Many commissioning delays come from predictable issues. Planning for them reduces rework and missed milestones.

  • Skipping baselines: without recorded “normal,” every later issue becomes harder to diagnose.
  • Too many changes at once: changes should be staged so failures can be traced to a single cause.
  • Profile drift: ad hoc edits during testing can become “the new normal” without documentation.
  • Timing not validated: time reference problems often look like RF or modem instability.
  • Monitoring added last: lack of logging and alarms makes commissioning slower, not faster.
  • Unclear ownership: tasks stall when teams assume “someone else” is responsible.

A simple mitigation is to maintain a commissioning log: what changed, why, when, and what evidence shows the result. This log becomes invaluable during handoff.

Commissioning Deliverables: What to Save

Commissioning should produce artifacts that make operations easier and reduce future risk.
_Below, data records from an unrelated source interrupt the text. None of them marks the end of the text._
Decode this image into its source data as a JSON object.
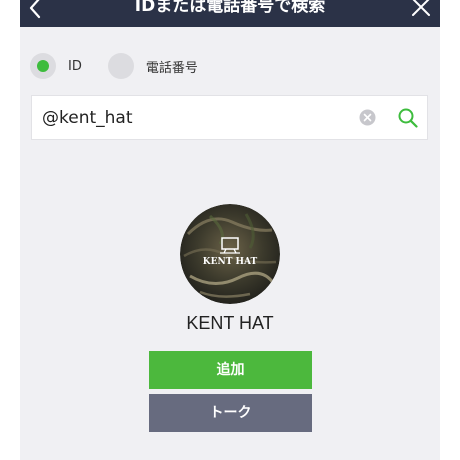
{
  "navbar": {
    "title": "IDまたは電話番号で検索",
    "back_icon": "chevron-left-icon",
    "close_icon": "close-icon",
    "background": "#2b3247"
  },
  "search_type": {
    "options": [
      {
        "label": "ID",
        "selected": true
      },
      {
        "label": "電話番号",
        "selected": false
      }
    ],
    "accent": "#3dbc3d"
  },
  "search": {
    "value": "@kent_hat",
    "clear_icon": "clear-icon",
    "search_icon": "search-icon"
  },
  "result": {
    "avatar_text": "KENT HAT",
    "name": "KENT HAT"
  },
  "actions": {
    "add_label": "追加",
    "talk_label": "トーク",
    "add_color": "#4cb83d",
    "talk_color": "#676b7f"
  }
}
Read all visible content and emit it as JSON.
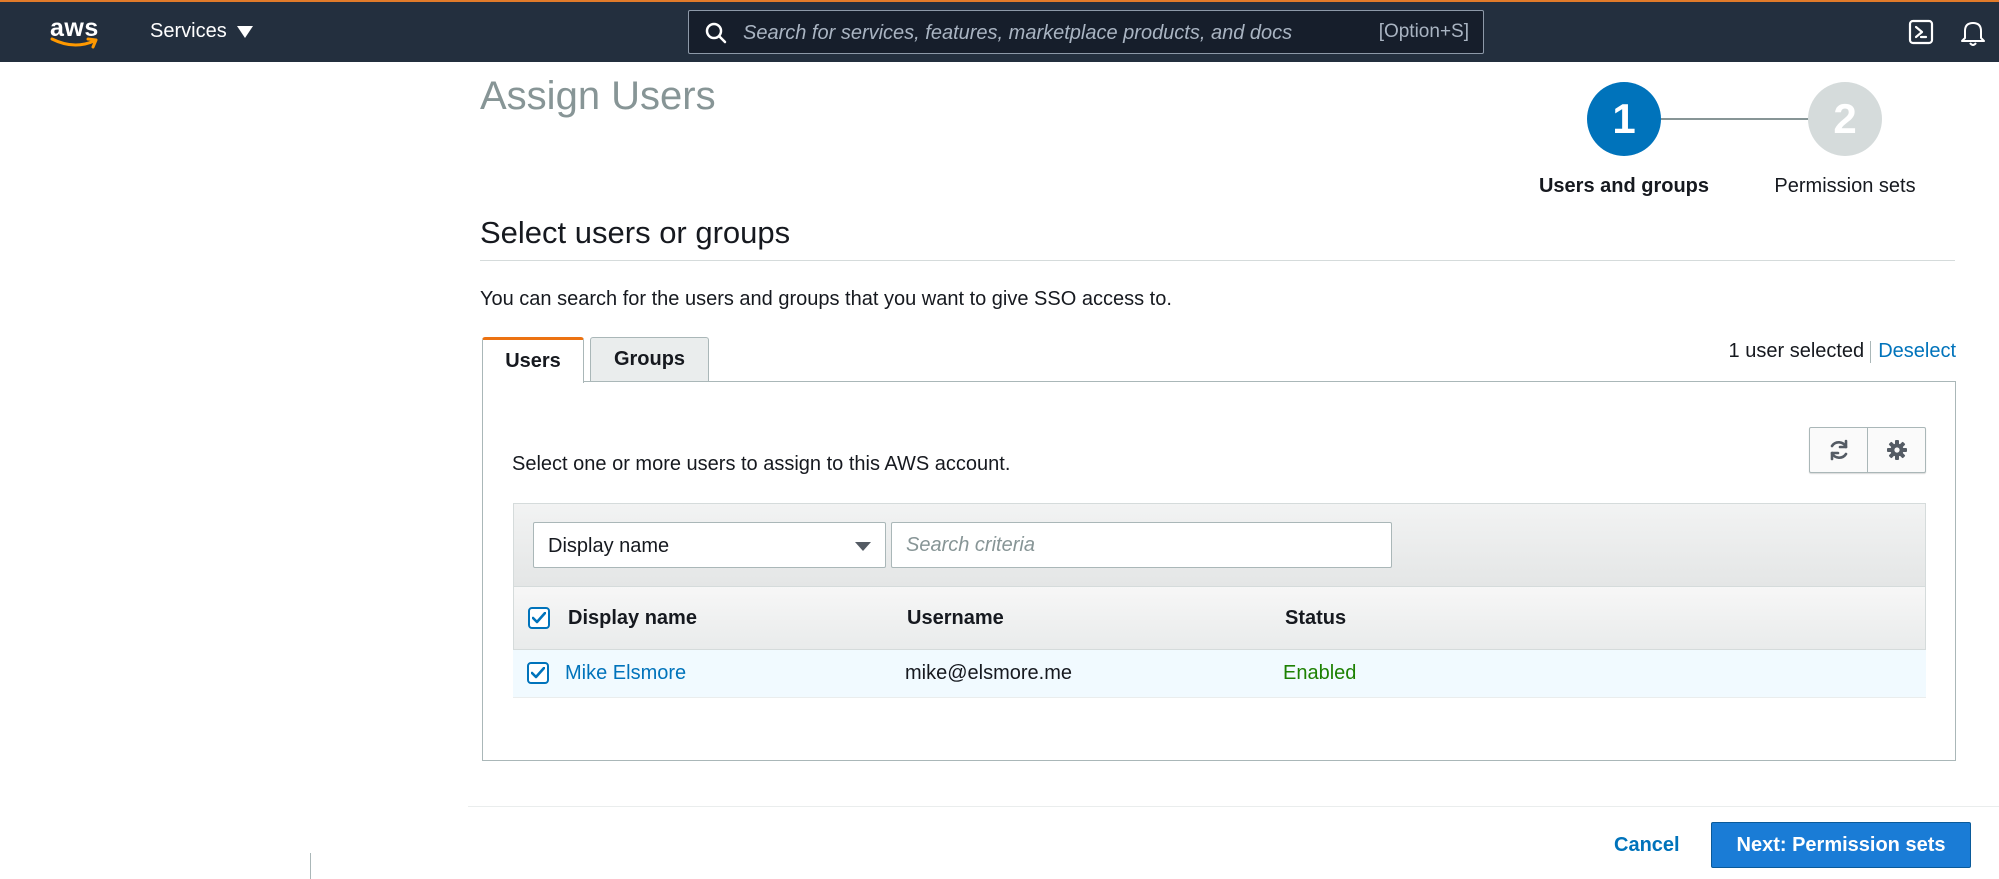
{
  "nav": {
    "logo_text": "aws",
    "services_label": "Services",
    "search_placeholder": "Search for services, features, marketplace products, and docs",
    "search_shortcut": "[Option+S]",
    "icons": [
      "cloudshell-icon",
      "bell-icon"
    ]
  },
  "page": {
    "title": "Assign Users",
    "steps": [
      {
        "number": "1",
        "label": "Users and groups",
        "active": true
      },
      {
        "number": "2",
        "label": "Permission sets",
        "active": false
      }
    ],
    "section_title": "Select users or groups",
    "description": "You can search for the users and groups that you want to give SSO access to."
  },
  "tabs": [
    {
      "label": "Users",
      "active": true
    },
    {
      "label": "Groups",
      "active": false
    }
  ],
  "selection": {
    "count_text": "1 user selected",
    "deselect_label": "Deselect"
  },
  "panel": {
    "description": "Select one or more users to assign to this AWS account.",
    "toolbar_icons": [
      "refresh-icon",
      "gear-icon"
    ],
    "filter": {
      "attribute": "Display name",
      "search_placeholder": "Search criteria"
    },
    "columns": [
      "Display name",
      "Username",
      "Status"
    ],
    "rows": [
      {
        "display_name": "Mike Elsmore",
        "username": "mike@elsmore.me",
        "status": "Enabled",
        "selected": true
      }
    ]
  },
  "footer": {
    "cancel_label": "Cancel",
    "next_label": "Next: Permission sets"
  },
  "colors": {
    "nav_bg": "#232f3e",
    "accent_orange": "#ec7211",
    "primary_blue": "#0073bb",
    "status_green": "#1d8102"
  }
}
These deliverables are often more valuable than the tests themselves because they establish institutional memory.

  • As-built documentation: wiring diagrams, rack layouts, and network maps that match reality.
  • Configuration baselines: versioned profiles, device configs, and approved templates.
  • Performance baselines: pointing accuracy, signal levels, lock times, and typical pass outcomes.
  • Alarm and monitoring baseline: what is monitored, threshold settings, and alert routing.
  • Runbooks: pass operations, maintenance procedures, and fault response steps.
  • Acceptance report: summary of tests performed, results, and remaining known issues.

A commissioning plan is successful when the station can be operated and maintained with confidence months later, even by people who were not present during the build.

Glossary: Commissioning Terms

Commissioning

The structured process of verifying a station is safe, functional, and ready for operational use.

Acceptance criteria

Defined conditions that must be met for a subsystem or station to be considered “ready.”

Baseline

A recorded reference of normal performance used to detect drift and diagnose future issues.

First light

The first successful end-to-end pass that proves the station can acquire, process, and deliver usable data.

End-to-end rehearsal

A full operational test that runs the station through the same workflow used in production.

Handoff

The transition from build/commissioning teams to operations, including documentation and training.

Profile

A saved configuration package for mission or spacecraft modes used to apply settings consistently.

Runbook

A step-by-step guide for executing passes and responding to faults in a consistent way.